PERMATAMAS siap membantu kebutuhan registrasi alat kesehatan, mulai dari konsultasi awal, pengecekan dokumen, klasifikasi produk, persiapan pengajuan, hingga pendampingan proses. Pastikan produk Anda dipersiapkan dengan dokumen dan informasi yang tepat sebelum diajukan melalui sistem resmi Kementerian Kesehatan.
KONSULTASI GRATIS
FAQ – Jasa Pengurusan Registrasi Alat Kesehatan
1. Apa itu registrasi alat kesehatan?
Registrasi adalah proses pengajuan izin edar alat kesehatan sesuai ketentuan Kementerian Kesehatan.
2. Siapa yang wajib melakukan registrasi alat kesehatan?
Produsen dan importir alat kesehatan yang akan mengedarkan produknya di Indonesia.
3. Apa saja syarat registrasi alat kesehatan?
Legalitas perusahaan, data produk, spesifikasi, dokumen mutu, label, dan dokumen pendukung lainnya.
4. Berapa lama proses registrasi alat kesehatan?
Lama proses berbeda berdasarkan klasifikasi dan kelengkapan dokumen produk.
5. Berapa biaya registrasi alat kesehatan?
Biaya bergantung pada kelas produk dan jenis layanan yang diajukan.
6. Apakah alat kesehatan impor juga wajib registrasi?
Ya, produk alat kesehatan impor yang akan diedarkan di Indonesia harus memenuhi ketentuan izin edar.
7. Apakah semua alat kesehatan memiliki persyaratan yang sama?
Tidak.
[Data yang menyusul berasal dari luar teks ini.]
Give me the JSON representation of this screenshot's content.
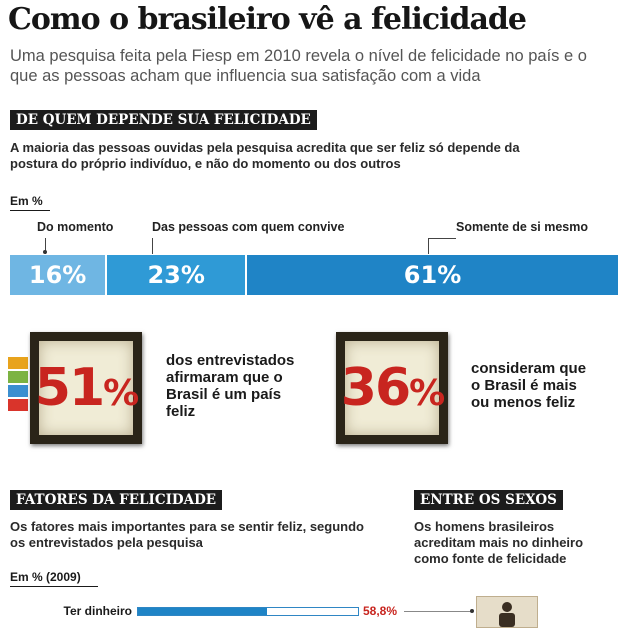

Persyaratan dapat berbeda berdasarkan jenis, klasifikasi, dan risiko produk.
8. Apa penyebab registrasi alat kesehatan terkendala?
Umumnya karena dokumen tidak lengkap, data tidak konsisten, atau klasifikasi produk kurang tepat.
9. Apakah registrasi alat kesehatan bisa dibantu konsultan?
Bisa. Pendampingan dapat membantu persiapan dokumen hingga proses pengajuan.
10. Apakah PERMATAMAS melayani registrasi alat kesehatan?
Ya. PERMATAMAS membantu proses registrasi dengan pendampingan dari tahap awal hingga proses selesai.